What’s far more common is pregnancy-related lower back pain, which can mimic sciatica. As the abdomen grows, the body’s center of gravity shifts forward, increasing the curve of the lower back and placing additional stress on the lumbar spine. The hormone relaxin, which increases tenfold during pregnancy, loosens ligaments throughout the pelvis and spine to prepare for delivery. This ligamentous laxity can cause pelvic instability and spinal misalignment that contributes to pain, though research has not consistently confirmed a direct link between relaxin levels and the severity of back symptoms.
Diabetes and Nerve Damage
Diabetes can damage the sciatic nerve through a different mechanism than compression. In type 2 diabetes, chronically elevated blood sugar triggers changes in the tiny blood vessels that supply nerves. Perivascular fibrosis and endothelial damage reduce the permeability of these blood vessels, starving the nerve of oxygen and nutrients. Post-mortem studies of lower-extremity nerves in people with diabetic neuropathy have found that the pattern of damage at the distal end of the sciatic nerve closely resembles changes caused by ischemia (restricted blood flow). This process leads to demyelination, where the nerve’s insulating coating breaks down, and direct damage to the nerve fibers themselves. The result can be pain, numbness, and weakness in the legs that overlaps with or worsens sciatica from spinal causes.

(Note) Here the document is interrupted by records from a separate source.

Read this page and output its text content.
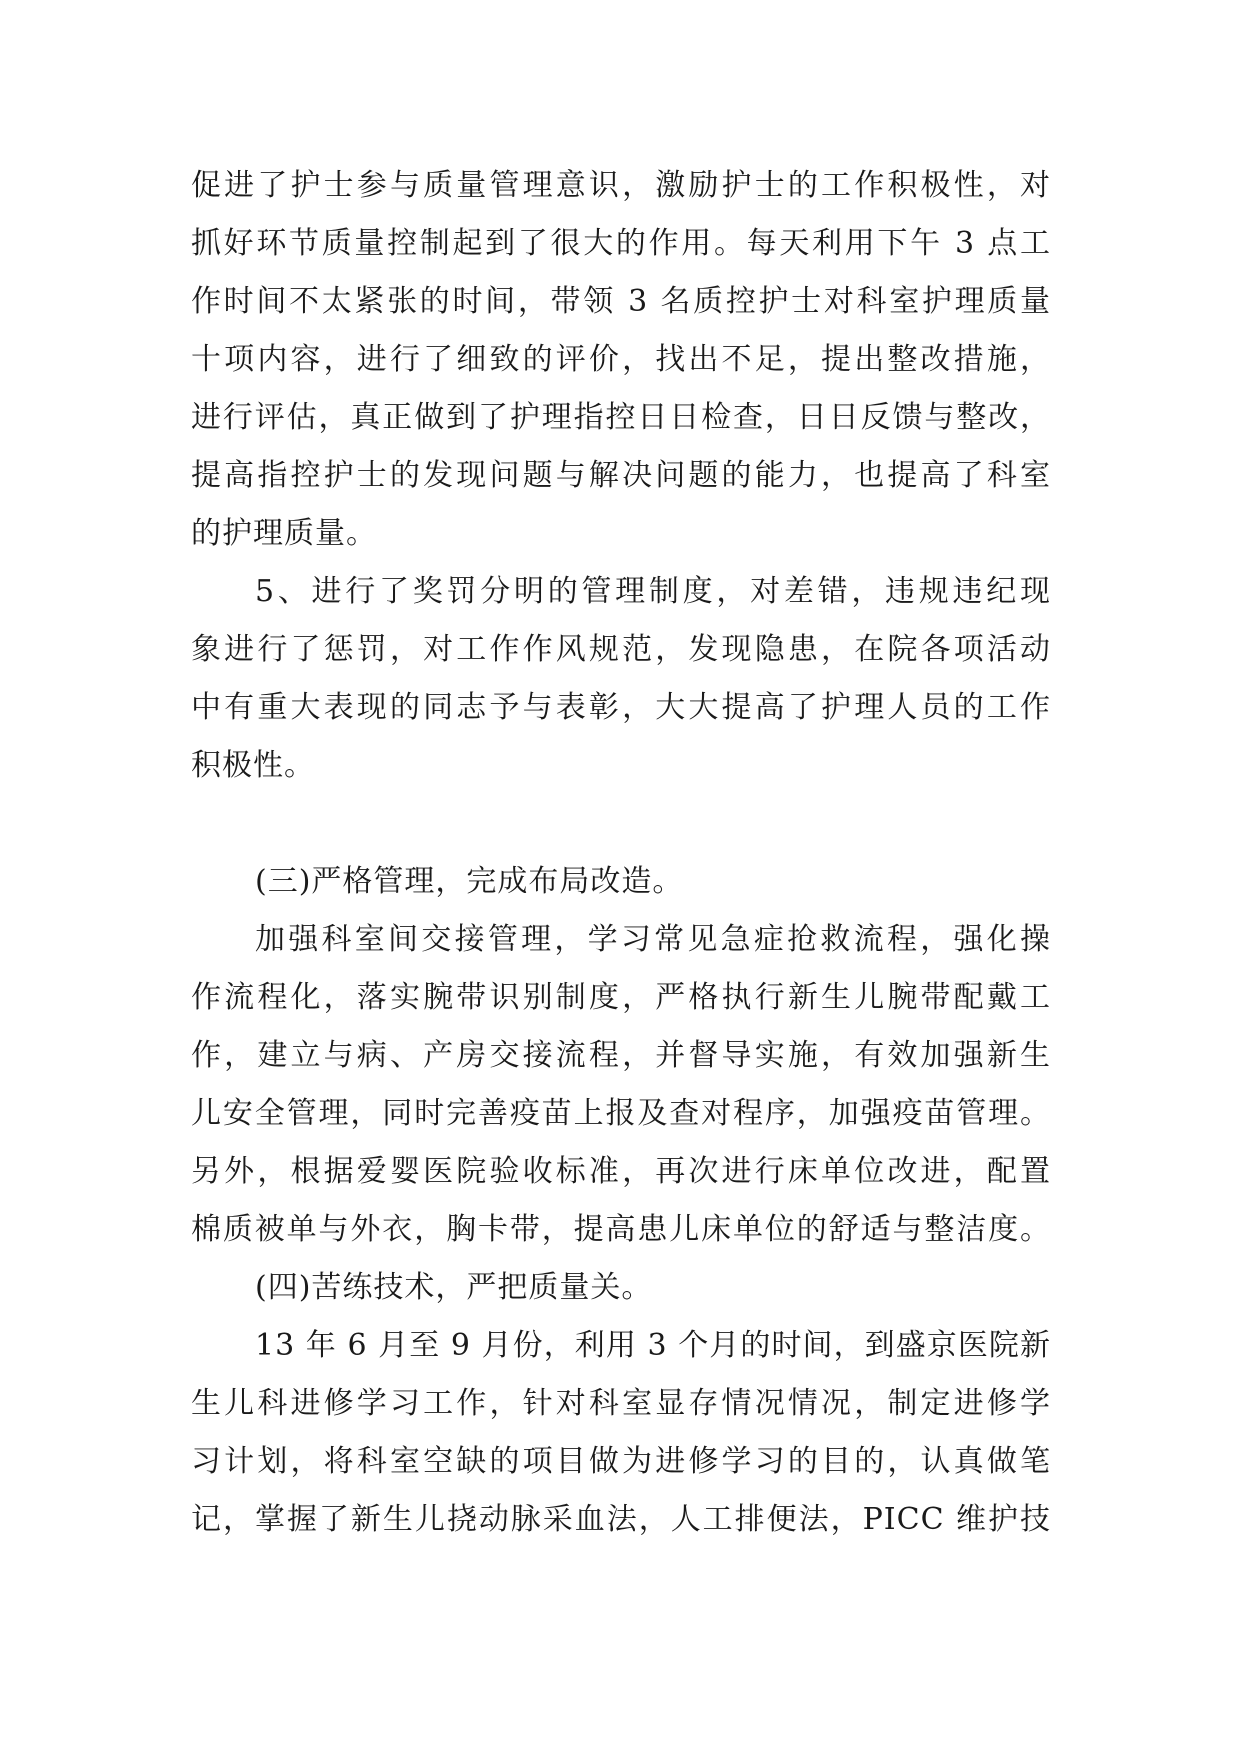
促进了护士参与质量管理意识，激励护士的工作积极性，对
抓好环节质量控制起到了很大的作用。每天利用下午 3 点工
作时间不太紧张的时间，带领 3 名质控护士对科室护理质量
十项内容，进行了细致的评价，找出不足，提出整改措施，
进行评估，真正做到了护理指控日日检查，日日反馈与整改，
提高指控护士的发现问题与解决问题的能力，也提高了科室
的护理质量。
5、进行了奖罚分明的管理制度，对差错，违规违纪现
象进行了惩罚，对工作作风规范，发现隐患，在院各项活动
中有重大表现的同志予与表彰，大大提高了护理人员的工作
积极性。
(三)严格管理，完成布局改造。
加强科室间交接管理，学习常见急症抢救流程，强化操
作流程化，落实腕带识别制度，严格执行新生儿腕带配戴工
作，建立与病、产房交接流程，并督导实施，有效加强新生
儿安全管理，同时完善疫苗上报及查对程序，加强疫苗管理。
另外，根据爱婴医院验收标准，再次进行床单位改进，配置
棉质被单与外衣，胸卡带，提高患儿床单位的舒适与整洁度。
(四)苦练技术，严把质量关。
13 年 6 月至 9 月份，利用 3 个月的时间，到盛京医院新
生儿科进修学习工作，针对科室显存情况情况，制定进修学
习计划，将科室空缺的项目做为进修学习的目的，认真做笔
记，掌握了新生儿挠动脉采血法，人工排便法，PICC 维护技
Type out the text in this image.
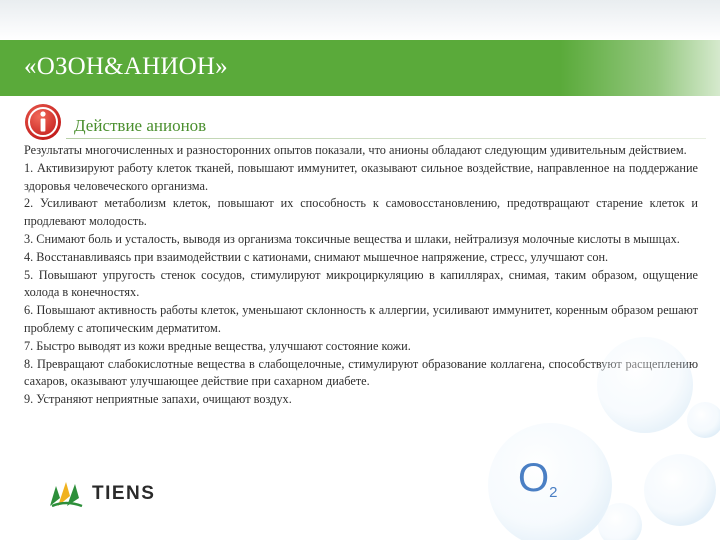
«ОЗОН&АНИОН»
Действие анионов

Результаты многочисленных и разносторонних опытов показали, что анионы обладают следующим удивительным действием.

1. Активизируют работу клеток тканей, повышают иммунитет, оказывают сильное воздействие, направленное на поддержание здоровья человеческого организма.

2. Усиливают метаболизм клеток, повышают их способность к самовосстановлению, предотвращают старение клеток и продлевают молодость.

3. Снимают боль и усталость, выводя из организма токсичные вещества и шлаки, нейтрализуя молочные кислоты в мышцах.

4. Восстанавливаясь при взаимодействии с катионами, снимают мышечное напряжение, стресс, улучшают сон.

5. Повышают упругость стенок сосудов, стимулируют микроциркуляцию в капиллярах, снимая, таким образом, ощущение холода в конечностях.

6. Повышают активность работы клеток, уменьшают склонность к аллергии, усиливают иммунитет, коренным образом решают проблему с атопическим дерматитом.

7. Быстро выводят из кожи вредные вещества, улучшают состояние кожи.

8. Превращают слабокислотные вещества в слабощелочные, стимулируют образование коллагена, способствуют расщеплению сахаров, оказывают улучшающее действие при сахарном диабете.

9. Устраняют неприятные запахи, очищают воздух.

$O_2$
TIENS
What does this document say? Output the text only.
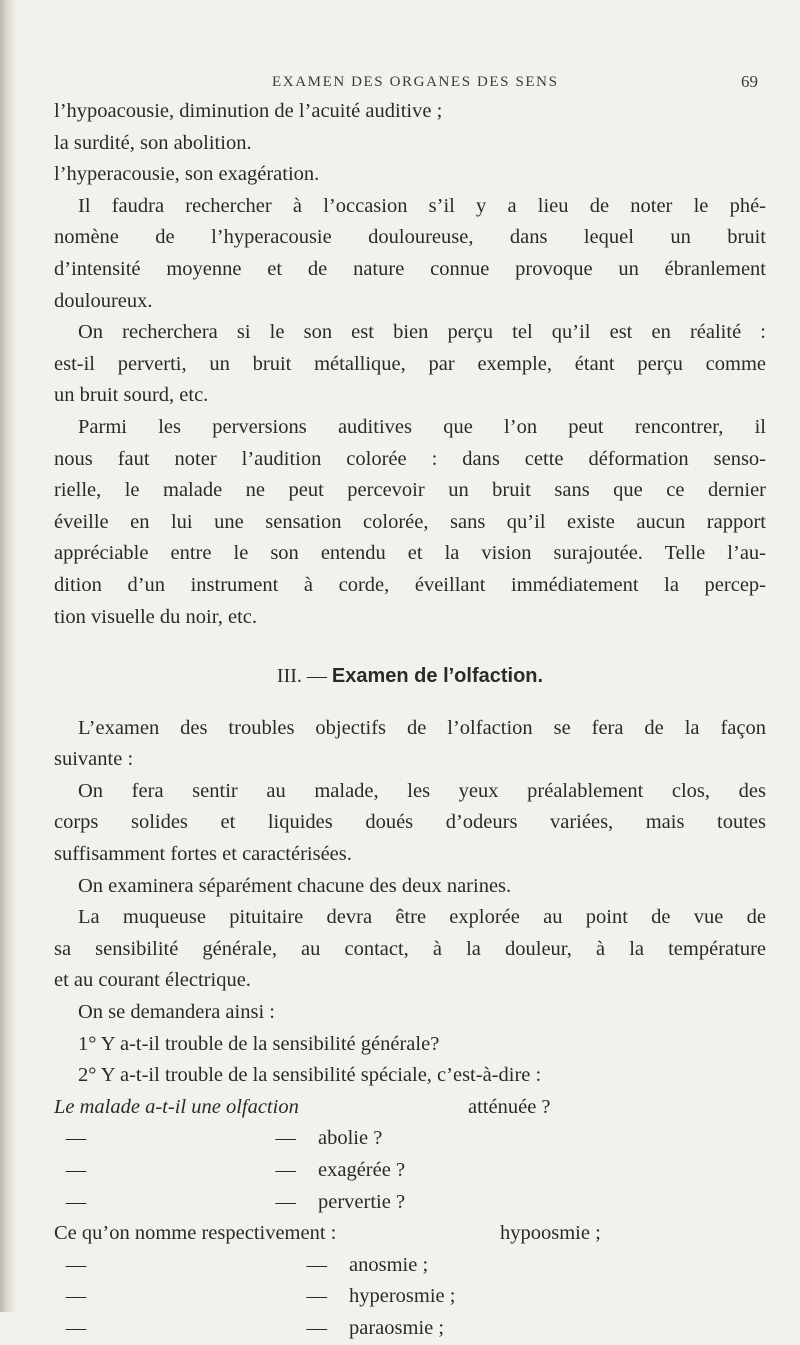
EXAMEN DES ORGANES DES SENS	69

l’hypoacousie, diminution de l’acuité auditive ;

la surdité, son abolition.

l’hyperacousie, son exagération.

Il faudra rechercher à l’occasion s’il y a lieu de noter le phé-

nomène de l’hyperacousie douloureuse, dans lequel un bruit

d’intensité moyenne et de nature connue provoque un ébranlement

douloureux.

On recherchera si le son est bien perçu tel qu’il est en réalité :

est-il perverti, un bruit métallique, par exemple, étant perçu comme

un bruit sourd, etc.

Parmi les perversions auditives que l’on peut rencontrer, il

nous faut noter l’audition colorée : dans cette déformation senso-

rielle, le malade ne peut percevoir un bruit sans que ce dernier

éveille en lui une sensation colorée, sans qu’il existe aucun rapport

appréciable entre le son entendu et la vision surajoutée. Telle l’au-

dition d’un instrument à corde, éveillant immédiatement la percep-

tion visuelle du noir, etc.

III. — Examen de l’olfaction.

L’examen des troubles objectifs de l’olfaction se fera de la façon

suivante :

On fera sentir au malade, les yeux préalablement clos, des

corps solides et liquides doués d’odeurs variées, mais toutes

suffisamment fortes et caractérisées.

On examinera séparément chacune des deux narines.

La muqueuse pituitaire devra être explorée au point de vue de

sa sensibilité générale, au contact, à la douleur, à la température

et au courant électrique.

On se demandera ainsi :

1° Y a-t-il trouble de la sensibilité générale?

2° Y a-t-il trouble de la sensibilité spéciale, c’est-à-dire :

Le malade a-t-il une olfaction	atténuée ?

—	—	abolie ?

—	—	exagérée ?

—	—	pervertie ?

Ce qu’on nomme respectivement :	hypoosmie ;

—	—	anosmie ;

—	—	hyperosmie ;

—	—	paraosmie ;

How Sciatica Is Identified
Doctors often begin with a physical exam that includes the straight leg raise test. While you lie flat on your back, the examiner lifts your affected leg. If this reproduces your shooting leg pain between 30 and 70 degrees of elevation, it strongly suggests nerve root irritation. This test has a sensitivity of 72% to 97% for detecting disc herniation, meaning it catches most cases. Its specificity is lower (11% to 66%), so a positive result doesn’t confirm the diagnosis on its own but points the clinician toward imaging if needed.
A variation called the crossed straight leg raise, where lifting the unaffected leg reproduces pain in the symptomatic leg, is far more specific (85% to 100%). If that test is positive, a disc herniation is very likely.
Emergency Symptoms to Recognize
In rare cases, a large disc herniation or other spinal lesion compresses the bundle of nerves at the base of the spinal cord, a condition called cauda equina syndrome. This requires emergency treatment. The hallmark symptoms are loss of bladder or bowel control, numbness in the “saddle area” (the inner thighs and groin), and sexual dysfunction, sometimes accompanied by weakness in one or both legs. If you experience any combination of these alongside sciatica, it warrants an immediate trip to the emergency room, as delays in treatment can result in permanent nerve damage.